Mid Covid, I was about eight miles from home and two miles from a gas station when I ran out of gas. I called my son, who by now is a grown man, and he promised swift rescue. In the brief time I sat in my car, eleven Vermonters, young and old, guys and gals stopped to make sure I was okay, warm enough, not injured, and had a phone and help coming. That’s why Vermont will always be my home.


GAIL ELIZABETH WIND

I’m seventy-one years old. I am the second of seven children, mother of four, step-mother to five and Gramma-Gail to nine. My mother

preserved the newspaper article that had my first by-line, written when I was sixteen! Her faith in me is what built my faith in myself. I’ve self-published the first in a series of Girl Scout mysteries, and I am still confident that my novel, The Missing Mile will get traditionally published.


I’ve lived in many places in this country, and was not totally sold on the idea of moving with two small children to Vermont in 1993, far from my family in the Midwest. But we thrived in Vermont, my children loved their schools and school friends and we’re here “as long as the Good Lord sees fit to let us”


I collect too much stuff, garden with a vengeance, and will attend any social event in Vermont that is “cheap or free,” from reggae music at the Highland Art Center to a Native American Exhibit at the St. Johnsbury Museum. I can truly say I’ve never been bored.





THE CUSP

By Ann Cooper


The changes came so subtly at first,

the random leaf, but soon the random bush or tree,

hints of oranges, yellows, reds to come.

Occasional leaves dot color on the ground

—not carpet yet

of brilliance turning brown.


Now change happens constantly

despite the calendar,

which says that fall is still some days away.

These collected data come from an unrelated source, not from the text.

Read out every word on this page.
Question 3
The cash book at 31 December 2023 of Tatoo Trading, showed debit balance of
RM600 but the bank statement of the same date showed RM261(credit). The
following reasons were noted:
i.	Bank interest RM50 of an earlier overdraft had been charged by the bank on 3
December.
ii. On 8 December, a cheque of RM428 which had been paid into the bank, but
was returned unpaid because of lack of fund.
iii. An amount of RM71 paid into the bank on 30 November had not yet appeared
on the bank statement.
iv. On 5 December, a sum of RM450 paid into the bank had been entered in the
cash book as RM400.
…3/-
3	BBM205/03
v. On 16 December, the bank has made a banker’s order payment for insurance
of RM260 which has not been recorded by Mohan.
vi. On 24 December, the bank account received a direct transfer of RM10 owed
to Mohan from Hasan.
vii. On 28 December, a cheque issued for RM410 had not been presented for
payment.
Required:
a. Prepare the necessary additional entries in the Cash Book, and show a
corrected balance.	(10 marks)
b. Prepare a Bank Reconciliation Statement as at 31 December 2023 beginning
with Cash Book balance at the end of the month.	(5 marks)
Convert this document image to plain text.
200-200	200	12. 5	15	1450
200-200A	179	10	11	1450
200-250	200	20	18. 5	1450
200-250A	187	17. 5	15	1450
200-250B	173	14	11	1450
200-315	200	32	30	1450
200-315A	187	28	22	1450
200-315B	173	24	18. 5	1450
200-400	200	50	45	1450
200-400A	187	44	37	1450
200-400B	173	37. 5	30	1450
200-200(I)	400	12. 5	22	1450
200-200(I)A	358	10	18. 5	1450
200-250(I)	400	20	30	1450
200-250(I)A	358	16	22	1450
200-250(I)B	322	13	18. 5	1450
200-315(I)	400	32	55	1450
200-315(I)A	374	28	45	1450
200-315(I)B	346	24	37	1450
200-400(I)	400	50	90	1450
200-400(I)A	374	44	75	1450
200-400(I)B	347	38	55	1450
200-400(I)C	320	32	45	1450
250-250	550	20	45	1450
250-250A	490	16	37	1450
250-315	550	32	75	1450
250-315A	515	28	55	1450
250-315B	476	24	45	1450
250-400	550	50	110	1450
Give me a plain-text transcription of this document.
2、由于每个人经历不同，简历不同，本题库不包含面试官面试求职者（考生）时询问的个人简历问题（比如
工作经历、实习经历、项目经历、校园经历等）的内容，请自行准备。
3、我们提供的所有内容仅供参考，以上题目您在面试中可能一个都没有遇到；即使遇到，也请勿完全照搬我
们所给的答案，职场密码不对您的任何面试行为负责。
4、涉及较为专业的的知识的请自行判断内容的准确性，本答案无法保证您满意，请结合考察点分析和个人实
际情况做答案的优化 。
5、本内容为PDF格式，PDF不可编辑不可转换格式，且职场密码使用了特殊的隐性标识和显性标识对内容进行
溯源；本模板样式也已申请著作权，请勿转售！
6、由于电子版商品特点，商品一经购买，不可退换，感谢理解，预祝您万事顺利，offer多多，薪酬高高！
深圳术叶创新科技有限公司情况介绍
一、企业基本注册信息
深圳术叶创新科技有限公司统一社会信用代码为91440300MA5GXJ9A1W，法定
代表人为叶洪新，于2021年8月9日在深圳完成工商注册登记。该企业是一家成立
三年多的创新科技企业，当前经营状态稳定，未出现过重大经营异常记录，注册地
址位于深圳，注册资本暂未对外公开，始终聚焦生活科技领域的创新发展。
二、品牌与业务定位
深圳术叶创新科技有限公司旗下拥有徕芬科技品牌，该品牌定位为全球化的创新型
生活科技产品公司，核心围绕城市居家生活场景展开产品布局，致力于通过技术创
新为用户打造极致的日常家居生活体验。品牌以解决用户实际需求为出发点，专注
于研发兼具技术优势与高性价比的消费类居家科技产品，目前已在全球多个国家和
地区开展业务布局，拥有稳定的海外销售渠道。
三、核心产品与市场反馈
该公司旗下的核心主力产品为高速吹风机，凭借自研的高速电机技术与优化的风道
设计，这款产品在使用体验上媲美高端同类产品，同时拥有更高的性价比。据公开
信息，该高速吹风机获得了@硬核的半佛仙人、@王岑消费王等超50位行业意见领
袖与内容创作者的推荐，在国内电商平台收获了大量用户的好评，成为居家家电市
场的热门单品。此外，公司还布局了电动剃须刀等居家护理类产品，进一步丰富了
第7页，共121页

My favorite part of autumn is the time

when its exuberance equals summer’s calmer hue,

just before all is set ablaze.

But even at its peak I know,

I dread, what lies ahead:

gray cold, stick silhouettes

against the steely sky.


So on these early days of color shouting to the equinoctial sky,

I take long walks among the still-full trees

and marvel at the luscious grass,

storing up the memory of green.




Ann Cooper

I have worked for nonprofits all of my professional life, having served as editor of The New York Historical Society, New Jersey Coordinator for Hands Across America, a national event raising awareness of hunger and homelessness in 1986, and as consultant to state and local NGOs in New Jersey and Vermont. I also held elective office in New Jersey, serving on my town council and a county charter study commission.


From 1995 until 2002, I published Historic Roots, a magazine of Vermont history designed for the adult new reader and used also in the 4th-6th grades. I was an interfaith chaplain at Fletcher Allen Hospital Center in Burlington, where I also helped to train chaplains.


Since moving to Vermont in 1988, I have served first as consultant, then as board member and then chair of the Vermont Symphony. I have served on the Executive Committee for the Center for Research on Vermont and the board of the Marlboro Music Festival. I also served on the New England Board of Higher Education, appointed by Governor Dean.


I received a BA from Wellesley College and an MA in History from Columbia University.


Lest you think I am all work and no play, I am a passionate Mets fan and an even more passionate fan of my children and grandchildren, who live all over the globe.